Lyndsey Brogan, $1.99, ISBN 978-1386285878
Cozy Mystery, 2014
Lyndsey Brogan’s Crushcaked to Death is tad misleading in the sense that it is marketed as a cozy mystery featuring a protagonist, Millie Munro, so I assume at first that Millie is going to be Jessica Fletcher-ing her way around a murder to locate the villain behind the dastardly deed.
What I get is more of… well, there is a murder, of a bridegroom just before the wedding, but the cops do most of the investigating, which is done off-screen, while our heroine, the event manager of the hotel The Corinth, runs around trying to keep everything in order.
You see, there are two more weddings that are supposed to take place after this one, and she has to inform the people involved in those weddings of the abrupt postponements of their happy nuptials.
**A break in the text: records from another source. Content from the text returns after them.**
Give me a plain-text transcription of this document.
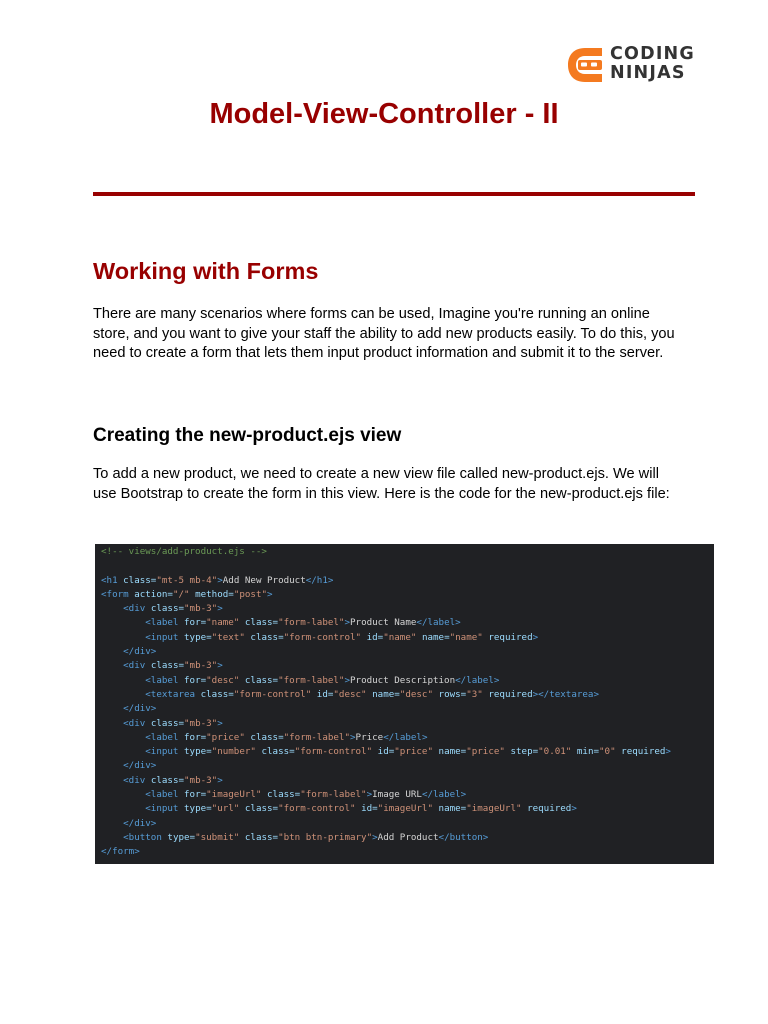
CODING
NINJAS
Model-View-Controller - II
Working with Forms

There are many scenarios where forms can be used, Imagine you're running an online store, and you want to give your staff the ability to add new products easily. To do this, you need to create a form that lets them input product information and submit it to the server.

Creating the new-product.ejs view

To add a new product, we need to create a new view file called new-product.ejs. We will use Bootstrap to create the form in this view. Here is the code for the new-product.ejs file:

<!-- views/add-product.ejs -->
<h1 class="mt-5 mb-4">Add New Product</h1>
<form action="/" method="post">
<div class="mb-3">
<label for="name" class="form-label">Product Name</label>
<input type="text" class="form-control" id="name" name="name" required>
</div>
<div class="mb-3">
<label for="desc" class="form-label">Product Description</label>
<textarea class="form-control" id="desc" name="desc" rows="3" required></textarea>
</div>
<div class="mb-3">
<label for="price" class="form-label">Price</label>
<input type="number" class="form-control" id="price" name="price" step="0.01" min="0" required>
</div>
<div class="mb-3">
<label for="imageUrl" class="form-label">Image URL</label>
<input type="url" class="form-control" id="imageUrl" name="imageUrl" required>
</div>
<button type="submit" class="btn btn-primary">Add Product</button>
</form>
Perhaps wrestling with hungry lions in the Colosseum would be an easier task…
Oh, and the poor guy chokes on a cake and dies. It’s not like he’s crushed to death by a gigantic wedding cake, if case anyone is getting wild ideas after reading the title!
Well, this is a pretty readable thing, although it’s easy to guess the murderer and their motive because it’s a very common one for murder mysteries of this sort.
I’m far more intrigued by the way Millie is running around defusing the drama among the guests and her colleagues, however, than the mystery itself, mostly because the mystery seems to be an afterthought, or perhaps a plot device to get things rolling, instead of the front and center of the story. It’s more hotel management than homicide solving, in other words.
The whole thing is something I don’t come across every day, so the novelty of the whole thing has me feeling most engaged as I turn the pages.
However, the author’s narrative style could be improved. The balance of showing and telling is tilted towards telling a little too much, and the result is a story that can get tad dry to read. Because this isn’t a particularly long story, it isn’t that bad, fortunately, and the story comes to a close before things become too monotonous to read here.
All in all, it’s alright, so long as people come into this one not expecting a protagonist that actively solves a mystery.